Others pointed to Intellectual Ventures, a company founded by the former chief technology officer of Microsoft to acquire and file patents as a related player in IP markets. The company is said to have backing from Intel, Microsoft and Sony among others.

Allied "sounds like Intellectual Ventures with a different set of players," said Rich Belgard, a patent consultant. "It certainly looks like a competitor to Intellectual Ventures, but I don't think it's a trend because this is an expensive business to be in," he added, noting that it can take $100 million or more to establish a patent portfolio.

"The operational skills people in Intellectual Ventures, Allied and ourselves have developed are similar, but we have somewhat different goals," said Bergelt. "At our core we are all IP aggregators, but how they use the patents is what differentiates each group," he added.

Nevertheless, he expects to see collaborations between the groups given their overlapping memberships and focus areas.

"I would expect these will be managed like nation/states and to see treaties between the funds," Bergelt said. "No one is talking about this yet, but you can expect to see it, and I'd look for it next year," he added.

The market for patents is maturing with as many as 15 brokers now conducting regular private patent auctions, Bergelt said. His group is establishing connections with another five or more brokers setting up private auctions in Europe as well as other brokers considering the same in Asia.

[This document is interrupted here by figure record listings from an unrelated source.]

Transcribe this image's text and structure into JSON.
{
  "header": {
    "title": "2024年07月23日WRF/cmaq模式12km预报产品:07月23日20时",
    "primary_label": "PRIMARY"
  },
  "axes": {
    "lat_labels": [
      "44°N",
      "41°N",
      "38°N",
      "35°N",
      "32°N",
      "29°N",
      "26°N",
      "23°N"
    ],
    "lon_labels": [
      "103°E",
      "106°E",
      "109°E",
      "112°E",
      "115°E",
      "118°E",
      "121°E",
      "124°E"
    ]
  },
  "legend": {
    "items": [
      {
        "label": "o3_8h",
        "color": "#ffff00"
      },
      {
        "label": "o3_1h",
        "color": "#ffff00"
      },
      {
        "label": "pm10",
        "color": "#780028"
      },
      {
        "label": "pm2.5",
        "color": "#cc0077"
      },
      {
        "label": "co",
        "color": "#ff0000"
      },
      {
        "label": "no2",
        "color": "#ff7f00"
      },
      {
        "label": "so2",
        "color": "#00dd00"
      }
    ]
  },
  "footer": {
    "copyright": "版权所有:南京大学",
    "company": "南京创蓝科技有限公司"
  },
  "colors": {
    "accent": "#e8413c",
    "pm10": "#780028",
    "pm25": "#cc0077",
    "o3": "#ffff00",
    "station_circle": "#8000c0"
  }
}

The brokers help conduct an initial level of due diligence on the patents. "They are getting better at objectively evaluating the value propositions of their patents so that the process of buying and selling them is not as lengthy as it was five or 10 years ago," he said.

For its part, the Open Innovation Network plans to step up its activity in acquiring patents. "We will be more active in the market in the next six months than we were in the last six months," said Bergelt who took on his current job just six weeks ago.